One new option that Bader embraced was film. His company, Westbeach, based in Brighton, specialises in creating filmed content for travel, lifestyle and corporate campaigns. Despite travelling the world, Bader maintains that some of his favourite work has been shot in Sussex.
“I’ve made everything from very emotive films about local people with prostate cancer to a piece with pupils from Hove Park School, based on a letter by Kurt Vonnegut.
“For me, the beauty of it is getting people to tell their story and filming that in a way that’s narrative-driven,” explains Bader. “Everyone has a unique tale to tell. The quest is to capture those personal portraits – and that’s what I’ve always loved doing.”
Mark’s Top Sussex photographic spots
West Beach, Littlehampton It has inspired me since I was a child. Hardly anyone goes there.
I particularly love winter here: low tide with stormy skies, walking on the wet sand. It’s one of my favourite places in the world, let alone Sussex.
The Downs When I’m home, I go up to the Downs almost every day and I’ve always got a camera with me. My favourite spots are Devil’s Dyke and Saddlescombe. Like the sea, they change every day – the mood is always completely different.

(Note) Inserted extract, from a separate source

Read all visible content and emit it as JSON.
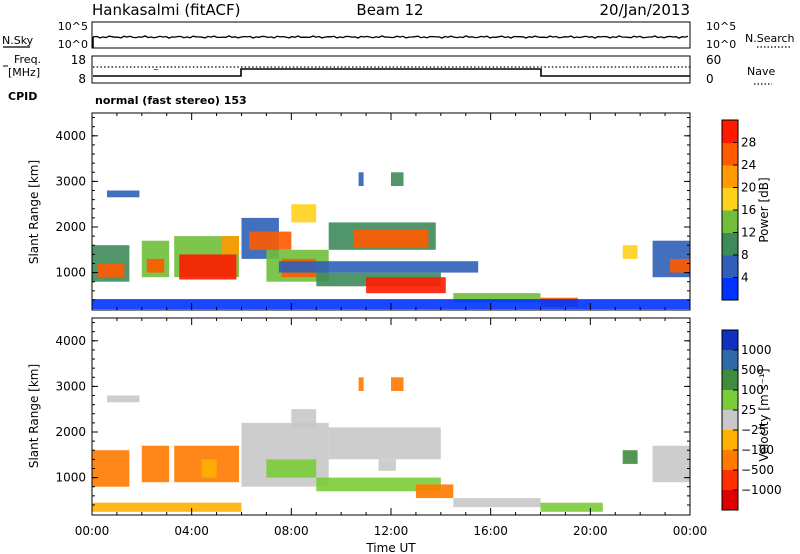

Chanctonbury Ring This is one of my top spots for a restful walk. The scenery is absolutely stunning and there’s always a beautiful image just waiting to be captured on camera.
3 Steps To Perfect Photography
1. People ask ‘what’s the best camera?’
I always say it’s the one you have in your hand. People put too much emphasis on trying to get the best kit. Whether it’s a phone or a normal little camera, it will take great pictures if you work out what you want. Don’t over fuss.
2. Think About What You Want To Achieve
Don’t just point a camera and shoot. Spend time working out what you want to capture, then carefully compose that.
3. Practice Makes Perfect
There’s no huge mystery here. The more you do it, the more instinctive it becomes. Don’t be put off by failures – learn from them.